With the possible exception of its use in the purchase of lottery tickets, “Number, please” is something you don’t often hear anymore. And if you do happen to hear that phrase these days, the word “please” probably would be omitted.
Until the advent of the dial tone 50 years ago, those two words, “Number, please,” started every telephone conversation since Alexander Graham Bell summoned his laboratory assistant with a brusque, “Watson, come here. I need you,” at the moment telephonic communications was born.
“Number, please” was simple, direct, concise, to the point, always spoken in a friendly manner and always in a female voice. It put a caller in touch with an operator who, in turn, put the call through.
Mary Schneider, who celebrated her 100th birthday March 20, spoke that phrase, “Number, please,” hundreds of times a day when she was a Bell Telephone Co. operator in her hometown of Burgettstown, beginning in 1921.
She was transferred to the telephone company offices in Washington, where she became a long- distance operator and later a supervisor. She retired in 1958.
“The switchboard got too big for me,” she said. “After they put in the 2,500-board, I was too small, too short, to reach the top row of the switchboard.
“I was only 5 feet 2, and I just couldn’t reach the top row to make the connections,” she said, “so they transferred me to toll calls. I became a long-distance operator because the long-distance board was lower and I could put the calls through.”
In what were the infant days of what has become the communications revolution, a telephone operator – unseen but ever-present – was a friend and confidant as well as a servant.
“We were like little detectives,” is how Schneider put it. “We would find people, especially long-distance.
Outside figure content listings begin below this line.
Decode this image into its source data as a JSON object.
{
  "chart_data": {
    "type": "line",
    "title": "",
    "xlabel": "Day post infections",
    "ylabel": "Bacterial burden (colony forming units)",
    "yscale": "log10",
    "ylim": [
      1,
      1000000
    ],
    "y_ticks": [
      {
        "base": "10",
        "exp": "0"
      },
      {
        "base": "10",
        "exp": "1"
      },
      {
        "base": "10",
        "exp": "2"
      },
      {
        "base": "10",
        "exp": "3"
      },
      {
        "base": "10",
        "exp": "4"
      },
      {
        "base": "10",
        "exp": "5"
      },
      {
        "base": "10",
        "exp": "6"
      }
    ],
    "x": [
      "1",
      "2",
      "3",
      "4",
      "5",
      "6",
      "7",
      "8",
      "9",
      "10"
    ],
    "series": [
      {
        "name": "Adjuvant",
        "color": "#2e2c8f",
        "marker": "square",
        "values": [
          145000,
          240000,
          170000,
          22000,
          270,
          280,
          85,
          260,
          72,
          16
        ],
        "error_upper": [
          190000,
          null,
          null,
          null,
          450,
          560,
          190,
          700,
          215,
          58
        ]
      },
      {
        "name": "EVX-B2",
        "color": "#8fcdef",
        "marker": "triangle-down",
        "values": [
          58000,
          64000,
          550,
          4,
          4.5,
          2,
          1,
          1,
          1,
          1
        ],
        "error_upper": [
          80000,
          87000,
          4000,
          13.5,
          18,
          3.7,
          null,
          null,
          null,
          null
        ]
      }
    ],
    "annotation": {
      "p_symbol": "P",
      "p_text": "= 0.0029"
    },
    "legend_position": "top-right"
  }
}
Callers wanted to speak to a certain person, and we did our best to find that person.
“I remember one time that a man called and told me that he had been to dinner in a restaurant in Elm Grove (W.Va.), and that he’d left some important papers there and that he needed to get in touch with somebody at the restaurant.
“The only trouble was, he didn’t know the telephone number or even the name of the restaurant,” she said
“What we had back then in the telephone business were information operators in every city. A caller would ask, ‘Information, please?’ and the operator would help.
“With the help of an information operator down in Wheeling (W.Va.), I was able to find out what restaurant the caller had visited and I was able to put him through,” she said. “To the best of my recollection, I think he was able to get the important papers that he had left behind.”
Retired for 44 years, Schneider confesses that she does not know much about the modern telephone business, even though she was the first president of National Trail Council of Telephone Pioneers of America.
And it was not too long ago, although she can’t narrow it down to a specific year, that she got her first, and only, push-button phone.
“I still have a rotary-dial telephone in the bedroom next to my bed,” she said, “although I have a push-button phone next to my kitchen table.
“For me, there’s just too many buttons to push. You know, push a button to talk to this person, push another button to talk to somebody else.
“When I use the old phone, the one with the rotary dial, I just stay on the line until somebody comes on the line and connects me. It’s easier that way,” she added.